Internationalmedia.co.id melaporkan, tegangan antara Rusia dan Ukraina kembali memanas. Rusia menuduh Ukraina meningkatkan serangan udara untuk menggagalkan upaya perundingan damai yang tengah digagas. Klaim ini muncul setelah Rusia melancarkan serangan udara besar-besaran ke Ukraina, serangan terbesar sejak invasi skala penuh dimulai tahun 2022.
Kementerian Pertahanan Rusia menyatakan Kyiv, dengan dukungan beberapa negara Eropa, telah melakukan serangkaian provokasi untuk menggagalkan inisiatif perdamaian Rusia. Serangan balasan Rusia, menurut Moskow, merupakan respons atas serangan drone besar-besaran Ukraina ke wilayah Rusia. Meskipun Moskow mengklaim hanya menyerang target militer, serangan pada Minggu lalu menewaskan 13 warga sipil di Zhytomyr, termasuk tiga anak dari satu keluarga. Rusia melaporkan telah menghadapi lebih dari 1.465 serangan drone sejak 20 Mei, mengakibatkan korban sipil termasuk wanita dan anak-anak. Rusia memperingatkan akan melanjutkan serangan sebagai balasan atas provokasi dari Kyiv.

Pernyataan Rusia ini mendapat reaksi keras dari berbagai pihak. Presiden AS Donald Trump, yang sebelumnya berupaya mendorong perundingan damai, menyatakan Vladimir Putin telah "gila". Pernyataan keras Trump ini dilontarkan setelah serangan Rusia yang menewaskan sedikitnya 13 orang di Ukraina, menunjukkan kekecewaan dan kekhawatiran atas eskalasi konflik.
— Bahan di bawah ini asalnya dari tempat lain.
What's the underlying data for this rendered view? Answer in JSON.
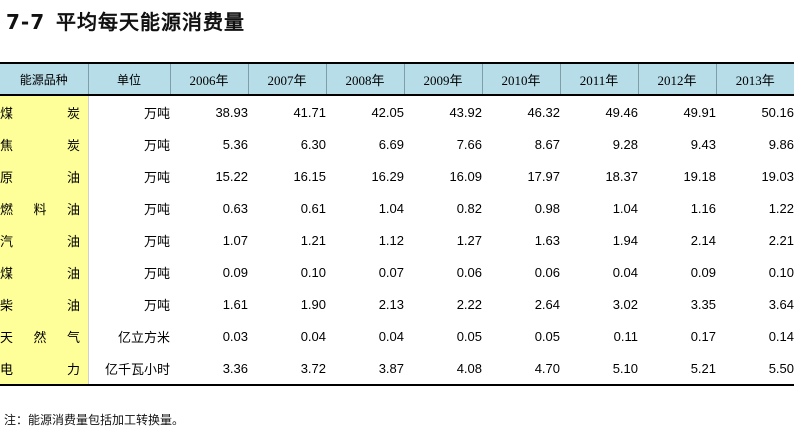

Kegagalan upaya perdamaian yang dipimpin AS juga membuat Trump frustrasi dengan kedua belah pihak. Pertanyaan besar kini muncul: apakah Ukraina benar-benar berupaya menggagalkan perundingan, atau Rusia menggunakannya sebagai alasan untuk melancarkan serangan lebih lanjut? Perkembangan situasi ini patut dipantau secara ketat.